In detail, if the amount of emission of the substance varies with time as in FIG. 25(a), the concentration of the substance at the location F varies with time as in FIG. 25(b). If the amount of emission of the substance is constant as in FIG. 26(a), the concentration of the substance at the location F rises to a constant value and then remains constant as in FIG. 26(b). If the substance is emitted instantaneously as in FIG. 27(a), the concentration of the substance at the location F rises transiently and then falls to zero as in FIG. 27(b).

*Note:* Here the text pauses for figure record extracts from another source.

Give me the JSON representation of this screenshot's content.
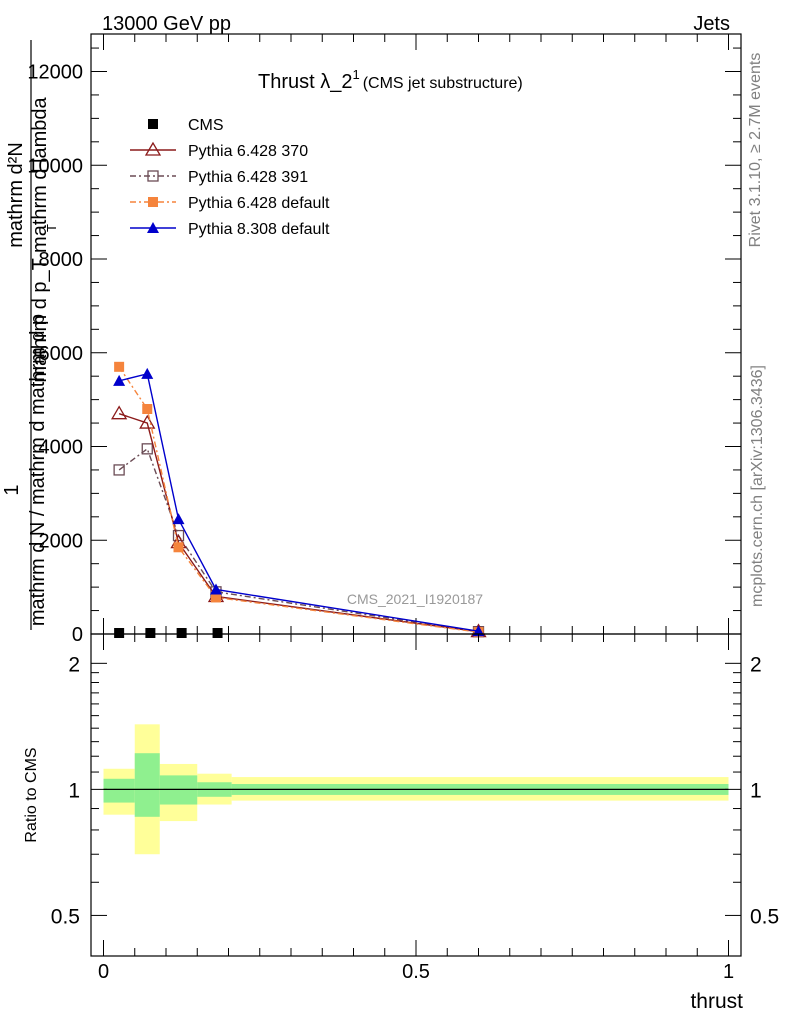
{
  "header": {
    "energy_label": "13000 GeV pp",
    "process_label": "Jets"
  },
  "side_text": {
    "rivet": "Rivet 3.1.10, ≥ 2.7M events",
    "mcplots": "mcplots.cern.ch [arXiv:1306.3436]"
  },
  "watermark": "CMS_2021_I1920187",
  "colors": {
    "cms": "#000000",
    "p370": "#8b1a1a",
    "p391": "#6b4c55",
    "p6def": "#f5843c",
    "p8def": "#0000cc",
    "band_inner": "#8ff08f",
    "band_outer": "#ffff99"
  },
  "chart_data": [
    {
      "id": "main",
      "type": "line",
      "title": "Thrust λ_2",
      "title_superscript": "1",
      "subtitle": "(CMS jet substructure)",
      "ylabel_numerator_line1": "mathrm d²N",
      "ylabel_numerator_line2": "mathrm d p_T mathrm d lambda",
      "ylabel_numerator_sub": "T",
      "ylabel_one": "1",
      "ylabel_denominator": "mathrm d N / mathrm d mathrm d p",
      "xlim": [
        -0.02,
        1.02
      ],
      "ylim": [
        0,
        12800
      ],
      "yticks": [
        0,
        2000,
        4000,
        6000,
        8000,
        10000,
        12000
      ],
      "ytick_labels": [
        "0",
        "2000",
        "4000",
        "6000",
        "8000",
        "10000",
        "12000"
      ],
      "series": [
        {
          "key": "cms",
          "name": "CMS",
          "marker": "square",
          "dash": "",
          "x": [
            0.025,
            0.075,
            0.125,
            0.1825
          ],
          "y": [
            0,
            0,
            0,
            0
          ]
        },
        {
          "key": "p370",
          "name": "Pythia 6.428 370",
          "marker": "triangle-open",
          "dash": "",
          "x": [
            0.025,
            0.07,
            0.12,
            0.18,
            0.6
          ],
          "y": [
            4700,
            4500,
            1950,
            800,
            50
          ]
        },
        {
          "key": "p391",
          "name": "Pythia 6.428 391",
          "marker": "square-open",
          "dash": "6,3,2,3",
          "x": [
            0.025,
            0.07,
            0.12,
            0.18,
            0.6
          ],
          "y": [
            3500,
            3950,
            2100,
            900,
            50
          ]
        },
        {
          "key": "p6def",
          "name": "Pythia 6.428 default",
          "marker": "square",
          "dash": "6,3,2,3",
          "x": [
            0.025,
            0.07,
            0.12,
            0.18,
            0.6
          ],
          "y": [
            5700,
            4800,
            1850,
            780,
            40
          ]
        },
        {
          "key": "p8def",
          "name": "Pythia 8.308 default",
          "marker": "triangle",
          "dash": "",
          "x": [
            0.025,
            0.07,
            0.12,
            0.18,
            0.6
          ],
          "y": [
            5400,
            5550,
            2450,
            950,
            60
          ]
        }
      ]
    },
    {
      "id": "ratio",
      "type": "area",
      "ylabel": "Ratio to CMS",
      "xlabel": "thrust",
      "xlim": [
        -0.02,
        1.02
      ],
      "ylim": [
        0.4,
        2.35
      ],
      "yticks": [
        0.5,
        1,
        2
      ],
      "ytick_labels": [
        "0.5",
        "1",
        "2"
      ],
      "xticks": [
        0,
        0.5,
        1
      ],
      "xtick_labels": [
        "0",
        "0.5",
        "1"
      ],
      "bins": [
        {
          "x0": 0.0,
          "x1": 0.05,
          "inner": [
            0.93,
            1.06
          ],
          "outer": [
            0.87,
            1.12
          ]
        },
        {
          "x0": 0.05,
          "x1": 0.09,
          "inner": [
            0.86,
            1.22
          ],
          "outer": [
            0.7,
            1.43
          ]
        },
        {
          "x0": 0.09,
          "x1": 0.15,
          "inner": [
            0.92,
            1.08
          ],
          "outer": [
            0.84,
            1.15
          ]
        },
        {
          "x0": 0.15,
          "x1": 0.205,
          "inner": [
            0.96,
            1.04
          ],
          "outer": [
            0.92,
            1.09
          ]
        },
        {
          "x0": 0.205,
          "x1": 1.0,
          "inner": [
            0.97,
            1.03
          ],
          "outer": [
            0.94,
            1.07
          ]
        }
      ]
    }
  ]
}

If the amount of emission of the substance varies with the passage of time, as described above, the number of the particles generated needs to be changed over time in correspondence with the amount of emission of the substance. Then, the positions which the generated particles, whose number was changed with the passage of time in this manner, are moved to are found. From these positions to which the particles moved, the concentration of the substance is calculated. Thus, calculations of diffusion must be carried out for different cases where the amount of emission varies by itself and over time. This necessitates enormous calculation results.
In an accident in which a radioactive substance is emitted to the outside at facilities handling the radioactive substance, for example, a very large number of substances (e.g., about 100 kinds of substances) are emitted. Moreover, the amount of emission of each substance differs according to time. Thus, the number of particles generated is changed for each substance with the passage of time in correspondence with the amount of emission of each substance. A determination is made of where the generated particles, thus changed in number, are moved to. From these positions to which the particles are moved, the concentration of the substance is calculated. In case of the accident, therefore, there is need to carry out 100 kinds of diffusion calculations corresponding to 100 kinds of substances, for example.